According to Story of Mayfield Through a Century, 1823-1923, published by D. Trabue Davis in 1923, Mayfield was established as the county seat of Graves County in 1821, and the county was formally organized in 1823. John Anderson is thought to have been the first settler, arriving in 1819 at a location on Mayfield Creek about two and a half miles from the eventual site of Mayfield. In December 1821 he was appointed county court clerk and moved to the place that became Mayfield. Davis relates "an interesting story" of how the town got its name: that a gambler named Mayfield was kidnapped around 1817 at a racetrack near what became Hickman, Kentucky. He was carried to the site of what is now Mayfield, carved his name into a tree, and was killed trying to escape. The creek in which he was said to have drowned was named Mayfield Creek, and later the town received the same name.

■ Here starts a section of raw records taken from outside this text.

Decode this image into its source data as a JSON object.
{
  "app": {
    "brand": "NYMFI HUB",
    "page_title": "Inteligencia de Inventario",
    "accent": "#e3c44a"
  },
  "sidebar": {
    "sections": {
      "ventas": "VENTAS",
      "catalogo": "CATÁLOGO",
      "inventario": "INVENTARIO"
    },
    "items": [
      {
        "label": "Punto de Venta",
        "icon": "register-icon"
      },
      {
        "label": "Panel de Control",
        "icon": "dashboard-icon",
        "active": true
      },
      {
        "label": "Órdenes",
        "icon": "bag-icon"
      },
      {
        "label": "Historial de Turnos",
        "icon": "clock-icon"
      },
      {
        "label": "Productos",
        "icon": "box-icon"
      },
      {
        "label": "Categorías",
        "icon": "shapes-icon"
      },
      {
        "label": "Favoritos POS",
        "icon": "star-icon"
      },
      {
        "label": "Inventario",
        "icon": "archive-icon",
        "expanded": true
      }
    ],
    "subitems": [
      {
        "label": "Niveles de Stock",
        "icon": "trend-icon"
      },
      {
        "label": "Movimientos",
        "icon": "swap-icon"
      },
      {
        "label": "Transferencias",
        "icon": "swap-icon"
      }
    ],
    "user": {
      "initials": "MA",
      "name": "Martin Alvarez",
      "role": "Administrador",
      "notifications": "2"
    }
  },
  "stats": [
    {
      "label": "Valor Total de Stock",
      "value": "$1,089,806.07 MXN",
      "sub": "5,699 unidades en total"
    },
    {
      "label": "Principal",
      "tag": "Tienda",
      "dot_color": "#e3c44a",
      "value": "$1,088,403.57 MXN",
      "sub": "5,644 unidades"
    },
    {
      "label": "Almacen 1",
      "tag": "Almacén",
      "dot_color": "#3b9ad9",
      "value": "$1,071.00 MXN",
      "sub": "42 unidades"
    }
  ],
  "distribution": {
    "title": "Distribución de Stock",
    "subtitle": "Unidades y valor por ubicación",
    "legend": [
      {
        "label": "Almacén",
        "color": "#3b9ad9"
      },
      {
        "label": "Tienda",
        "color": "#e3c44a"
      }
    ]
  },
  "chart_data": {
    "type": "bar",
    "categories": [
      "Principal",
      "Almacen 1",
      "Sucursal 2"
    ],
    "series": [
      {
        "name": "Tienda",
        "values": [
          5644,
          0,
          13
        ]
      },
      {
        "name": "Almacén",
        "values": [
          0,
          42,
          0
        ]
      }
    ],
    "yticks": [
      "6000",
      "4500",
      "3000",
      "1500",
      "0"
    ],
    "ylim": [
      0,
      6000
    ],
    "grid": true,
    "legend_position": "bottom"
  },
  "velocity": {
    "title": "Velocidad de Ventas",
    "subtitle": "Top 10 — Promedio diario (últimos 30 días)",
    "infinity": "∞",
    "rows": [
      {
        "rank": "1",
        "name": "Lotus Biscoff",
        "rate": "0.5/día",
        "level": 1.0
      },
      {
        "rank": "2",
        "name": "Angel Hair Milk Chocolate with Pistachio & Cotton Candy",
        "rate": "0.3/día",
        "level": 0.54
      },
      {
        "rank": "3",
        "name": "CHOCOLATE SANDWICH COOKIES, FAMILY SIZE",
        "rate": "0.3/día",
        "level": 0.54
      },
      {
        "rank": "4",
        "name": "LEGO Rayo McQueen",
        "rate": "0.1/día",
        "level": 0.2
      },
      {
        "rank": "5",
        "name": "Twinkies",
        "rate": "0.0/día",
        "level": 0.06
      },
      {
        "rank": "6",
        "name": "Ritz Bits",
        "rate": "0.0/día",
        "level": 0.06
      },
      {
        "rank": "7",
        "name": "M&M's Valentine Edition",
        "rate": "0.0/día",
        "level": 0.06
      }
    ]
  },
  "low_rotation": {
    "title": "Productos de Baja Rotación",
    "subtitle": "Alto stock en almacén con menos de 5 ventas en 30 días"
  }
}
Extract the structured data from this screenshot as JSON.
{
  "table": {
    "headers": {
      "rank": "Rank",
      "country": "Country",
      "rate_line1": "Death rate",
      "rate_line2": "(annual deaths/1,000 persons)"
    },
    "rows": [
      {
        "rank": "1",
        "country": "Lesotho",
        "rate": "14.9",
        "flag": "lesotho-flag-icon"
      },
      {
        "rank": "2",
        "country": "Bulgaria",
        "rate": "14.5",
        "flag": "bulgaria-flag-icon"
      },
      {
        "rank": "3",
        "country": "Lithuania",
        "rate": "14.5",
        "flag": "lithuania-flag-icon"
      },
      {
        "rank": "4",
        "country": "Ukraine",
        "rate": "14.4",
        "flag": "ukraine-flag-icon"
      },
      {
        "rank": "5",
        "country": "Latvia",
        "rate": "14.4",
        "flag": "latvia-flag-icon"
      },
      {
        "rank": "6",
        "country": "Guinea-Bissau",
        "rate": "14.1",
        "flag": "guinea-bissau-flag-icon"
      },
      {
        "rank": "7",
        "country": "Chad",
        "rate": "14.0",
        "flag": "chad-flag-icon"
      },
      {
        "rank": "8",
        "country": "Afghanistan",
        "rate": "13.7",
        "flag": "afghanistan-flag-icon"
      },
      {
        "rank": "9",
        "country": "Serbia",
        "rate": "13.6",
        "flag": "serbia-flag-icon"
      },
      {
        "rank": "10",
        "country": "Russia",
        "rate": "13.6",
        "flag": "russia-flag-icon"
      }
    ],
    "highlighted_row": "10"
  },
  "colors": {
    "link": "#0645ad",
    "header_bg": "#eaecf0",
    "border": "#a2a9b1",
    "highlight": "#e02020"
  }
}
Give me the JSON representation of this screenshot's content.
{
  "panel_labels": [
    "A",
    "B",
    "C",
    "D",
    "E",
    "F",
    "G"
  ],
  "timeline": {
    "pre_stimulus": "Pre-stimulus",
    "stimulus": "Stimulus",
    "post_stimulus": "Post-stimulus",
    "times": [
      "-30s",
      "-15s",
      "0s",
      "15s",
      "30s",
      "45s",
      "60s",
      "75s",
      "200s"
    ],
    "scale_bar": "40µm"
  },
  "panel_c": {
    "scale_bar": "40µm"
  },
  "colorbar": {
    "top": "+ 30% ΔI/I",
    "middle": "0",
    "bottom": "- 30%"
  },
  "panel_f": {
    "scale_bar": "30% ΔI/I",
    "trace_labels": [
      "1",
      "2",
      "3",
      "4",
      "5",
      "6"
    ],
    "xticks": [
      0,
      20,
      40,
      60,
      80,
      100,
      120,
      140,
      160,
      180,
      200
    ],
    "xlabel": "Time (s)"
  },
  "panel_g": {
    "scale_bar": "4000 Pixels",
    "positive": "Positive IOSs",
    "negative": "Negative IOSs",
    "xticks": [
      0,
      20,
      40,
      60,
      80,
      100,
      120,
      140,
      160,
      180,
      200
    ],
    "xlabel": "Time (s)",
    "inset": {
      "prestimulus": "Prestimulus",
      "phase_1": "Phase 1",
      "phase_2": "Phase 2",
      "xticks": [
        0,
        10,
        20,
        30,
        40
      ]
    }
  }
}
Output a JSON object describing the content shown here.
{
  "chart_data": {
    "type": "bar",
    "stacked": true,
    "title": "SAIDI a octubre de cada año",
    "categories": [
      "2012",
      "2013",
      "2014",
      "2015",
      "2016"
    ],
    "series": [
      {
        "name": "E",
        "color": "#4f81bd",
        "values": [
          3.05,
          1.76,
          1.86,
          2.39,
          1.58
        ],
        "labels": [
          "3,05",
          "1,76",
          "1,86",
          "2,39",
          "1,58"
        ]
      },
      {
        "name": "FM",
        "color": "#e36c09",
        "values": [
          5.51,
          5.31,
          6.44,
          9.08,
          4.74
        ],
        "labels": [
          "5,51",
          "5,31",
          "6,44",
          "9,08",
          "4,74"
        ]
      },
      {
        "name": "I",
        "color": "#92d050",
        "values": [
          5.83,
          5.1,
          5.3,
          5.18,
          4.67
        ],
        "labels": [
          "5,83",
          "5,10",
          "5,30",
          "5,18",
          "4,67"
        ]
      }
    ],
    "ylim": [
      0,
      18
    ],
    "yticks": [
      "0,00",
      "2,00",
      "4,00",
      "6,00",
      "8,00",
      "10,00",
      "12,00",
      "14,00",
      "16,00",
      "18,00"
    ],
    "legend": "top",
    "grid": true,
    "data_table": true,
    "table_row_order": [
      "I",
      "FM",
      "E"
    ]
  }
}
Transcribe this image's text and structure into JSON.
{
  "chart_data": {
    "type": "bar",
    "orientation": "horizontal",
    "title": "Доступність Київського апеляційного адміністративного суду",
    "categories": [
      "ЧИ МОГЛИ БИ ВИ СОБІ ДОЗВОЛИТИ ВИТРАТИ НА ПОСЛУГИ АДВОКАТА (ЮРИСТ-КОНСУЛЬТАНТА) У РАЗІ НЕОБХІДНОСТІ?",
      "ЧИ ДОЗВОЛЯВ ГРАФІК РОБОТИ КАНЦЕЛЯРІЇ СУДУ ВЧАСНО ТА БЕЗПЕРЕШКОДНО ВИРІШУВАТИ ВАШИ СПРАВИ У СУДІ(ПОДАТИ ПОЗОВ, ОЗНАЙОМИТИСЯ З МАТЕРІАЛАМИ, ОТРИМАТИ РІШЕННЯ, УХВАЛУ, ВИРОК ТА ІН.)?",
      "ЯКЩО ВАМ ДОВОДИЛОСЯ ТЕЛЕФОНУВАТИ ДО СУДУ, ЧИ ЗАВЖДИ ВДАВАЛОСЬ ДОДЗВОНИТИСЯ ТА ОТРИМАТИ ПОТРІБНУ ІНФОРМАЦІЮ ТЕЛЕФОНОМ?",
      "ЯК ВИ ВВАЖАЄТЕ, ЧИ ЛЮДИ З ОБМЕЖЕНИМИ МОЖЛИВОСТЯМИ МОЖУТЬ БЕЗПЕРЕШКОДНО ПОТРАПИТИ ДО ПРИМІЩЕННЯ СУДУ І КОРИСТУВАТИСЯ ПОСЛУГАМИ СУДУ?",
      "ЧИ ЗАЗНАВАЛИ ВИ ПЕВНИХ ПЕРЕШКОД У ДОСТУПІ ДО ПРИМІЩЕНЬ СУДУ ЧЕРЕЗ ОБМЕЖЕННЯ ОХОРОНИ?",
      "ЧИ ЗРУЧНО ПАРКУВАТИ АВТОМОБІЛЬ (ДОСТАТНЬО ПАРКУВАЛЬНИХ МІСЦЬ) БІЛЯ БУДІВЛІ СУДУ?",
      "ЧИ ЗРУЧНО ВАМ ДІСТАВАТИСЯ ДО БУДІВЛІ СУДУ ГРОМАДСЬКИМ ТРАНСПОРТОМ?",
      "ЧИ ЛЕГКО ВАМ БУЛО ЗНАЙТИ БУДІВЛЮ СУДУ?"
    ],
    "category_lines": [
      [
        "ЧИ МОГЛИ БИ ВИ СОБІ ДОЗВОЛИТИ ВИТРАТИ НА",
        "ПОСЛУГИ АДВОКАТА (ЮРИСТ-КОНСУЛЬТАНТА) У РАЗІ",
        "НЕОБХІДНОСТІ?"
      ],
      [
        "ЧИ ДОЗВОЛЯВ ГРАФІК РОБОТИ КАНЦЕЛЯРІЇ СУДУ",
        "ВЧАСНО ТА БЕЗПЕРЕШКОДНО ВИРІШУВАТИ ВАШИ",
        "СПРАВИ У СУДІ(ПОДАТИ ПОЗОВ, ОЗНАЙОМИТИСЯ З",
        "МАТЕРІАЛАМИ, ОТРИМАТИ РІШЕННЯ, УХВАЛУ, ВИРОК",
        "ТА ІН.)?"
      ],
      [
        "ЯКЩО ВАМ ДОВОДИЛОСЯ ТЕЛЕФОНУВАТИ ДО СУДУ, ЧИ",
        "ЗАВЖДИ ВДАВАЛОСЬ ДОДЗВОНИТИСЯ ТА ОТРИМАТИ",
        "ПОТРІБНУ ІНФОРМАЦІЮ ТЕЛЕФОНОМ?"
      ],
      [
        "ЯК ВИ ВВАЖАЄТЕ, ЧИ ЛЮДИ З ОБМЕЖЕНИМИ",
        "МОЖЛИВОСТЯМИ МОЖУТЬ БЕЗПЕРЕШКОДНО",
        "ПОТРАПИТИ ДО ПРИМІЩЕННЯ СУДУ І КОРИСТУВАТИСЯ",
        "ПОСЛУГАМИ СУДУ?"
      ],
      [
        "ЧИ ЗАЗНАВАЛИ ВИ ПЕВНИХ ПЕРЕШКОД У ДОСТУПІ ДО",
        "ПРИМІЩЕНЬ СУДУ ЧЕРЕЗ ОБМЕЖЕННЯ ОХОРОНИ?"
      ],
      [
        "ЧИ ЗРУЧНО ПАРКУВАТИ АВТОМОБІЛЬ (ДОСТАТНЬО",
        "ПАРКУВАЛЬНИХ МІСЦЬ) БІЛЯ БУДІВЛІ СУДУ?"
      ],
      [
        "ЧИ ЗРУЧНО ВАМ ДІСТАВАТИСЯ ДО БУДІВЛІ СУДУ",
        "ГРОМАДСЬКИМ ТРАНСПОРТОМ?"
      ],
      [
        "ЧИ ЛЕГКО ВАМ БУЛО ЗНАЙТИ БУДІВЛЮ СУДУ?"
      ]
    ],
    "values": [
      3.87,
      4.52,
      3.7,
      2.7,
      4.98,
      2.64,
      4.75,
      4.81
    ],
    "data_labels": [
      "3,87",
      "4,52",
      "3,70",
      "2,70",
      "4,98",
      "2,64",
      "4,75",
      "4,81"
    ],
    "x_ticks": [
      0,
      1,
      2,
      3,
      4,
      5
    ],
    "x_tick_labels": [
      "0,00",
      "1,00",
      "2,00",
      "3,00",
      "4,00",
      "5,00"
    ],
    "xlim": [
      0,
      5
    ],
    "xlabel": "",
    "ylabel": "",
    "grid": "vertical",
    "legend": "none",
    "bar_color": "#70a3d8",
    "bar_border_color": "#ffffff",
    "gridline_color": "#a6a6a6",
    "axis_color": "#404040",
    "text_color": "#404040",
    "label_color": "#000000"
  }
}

The completion of the Memphis, New Orleans and Northern Railroad in 1858 connected Mayfield to the larger world. Beginning with the establishment of the Mayfield Woolen Mills in 1860, the manufacture of clothing was a major industry in Mayfield for a century. The town was also a large market for loose-leaf tobacco.
Nearby cities include Symsonia, Water Valley, Benton, Hardin, Sedalia.